Notre ville souffre d’un problème structurel fondamental : nous avons des infrastructures adaptées à une ville de 40'000 habitants qui aurait une pyramide démographique et socio-culturelle différente (plus de jeunes et plus de cadres). Il nous faut donc en même temps :
- réduire le train de vie de notre administration, ce que nous avons fait au point même de la rendre presque exsangue,
- trouver des ressources fiscales nouvelles (plus de contribuables aisés, d’entreprises performantes et riches, une meilleure péréquation cantonale et éventuellement le prélèvement d’un impôt à la source sur les pendulaires non frontaliers) sans penser une seconde à augmenter les impôts, mesure impensable politiquement,
- continuer à investir, avec l’Etat, pour attirer ces nouvelles entreprises et ces nouveaux contribuables.

Le cercle est apparemment vicieux mais des indicateurs sont réellement au vert : l’image renouvelée, pour les autres et pour nous, de la future et possible inscription au patrimoine Unesco; les multiples projets d’implantations de nouvelles entreprises performantes ayant confiance en l’avenir de cette région pas encore asphyxiée par l’urbanisation galopante de son milieu naturel, l’agrandissement probable de Néode, le développement du quartier Le Corbusier, la bonne santé économique.

Certes, celle-ci peut ne pas durer et nous plonger à nouveau dans une crise horlogère. De même, la localisation du site mère-enfant Neuchâtel sera néfaste pour l’établissement ici de jeunes familles mais, d’un autre point de vue, l’orthopédie regroupée à La Chaux-de-Fonds, dans un hôpital performant et rénové, permettrait de développer des synergies avec des entreprises de pointe en matière de fabrication d’implants orthopédiques artificiels. Une ville accueillante et plaisante à vivre pour le 3e âge un peu boîteux, n’a pas que des désavantages ! L'essentiel sera que l'hôpital de La Chaux-de-Fonda abrite des spécialisations "porteuses" d'avenir, si l'on peut faire ce jeu de mot avec l'orthopédie par exemple.

De plus, la baisse d’impôts au Locle est explicable par le faible taux d’endettement d’une ville qui a très peu investi ces vingt dernières années.

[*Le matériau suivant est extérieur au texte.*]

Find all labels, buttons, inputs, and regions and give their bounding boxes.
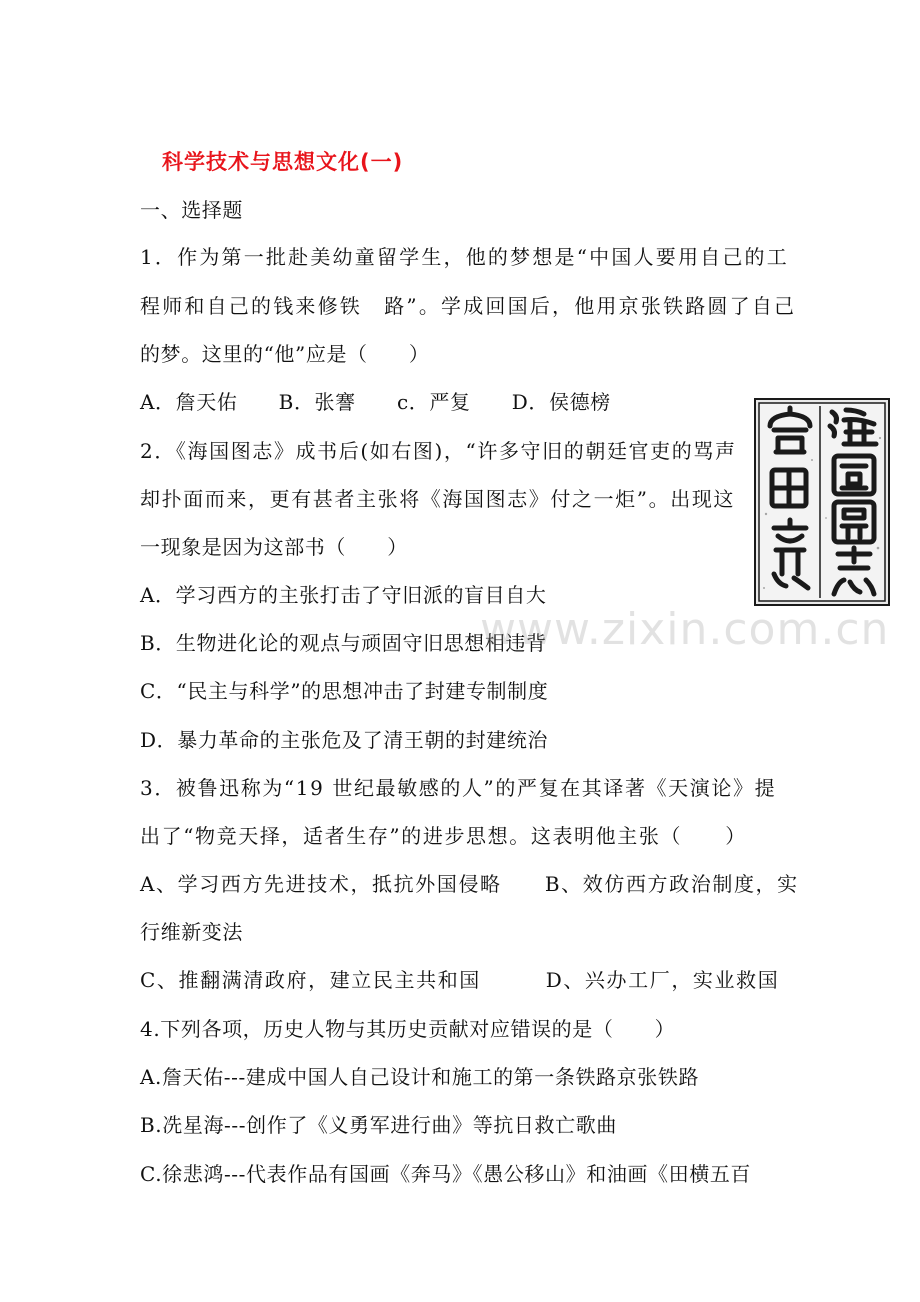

Rappelons aux Loclois qu’ils profitent gratuitement (c'est-à-dire sans qu'ils participent à leur budget de fonctionnement) d’infrastructures culturelles et sportives performantes sans équivalent chez eux (Heure bleue, Beau-Site, bibliothèque et discothèque, Musée d’Histoire naturelle, Bois du Petit-Château et Vivarium, piscine couverte, stade d’athlétisme).

En conclusion, voyons dans l’apparemment négatif (déficit budgétaire, site mère-enfant) le revers positif d’une médaille à gagner par l'unité politique des partis chaux-de-fonniers, d'accord sur les grands objectifs, et non les plaintes stériles. La probable acceptation à l'unanimité du budget 2008 serait un signe de cette unité.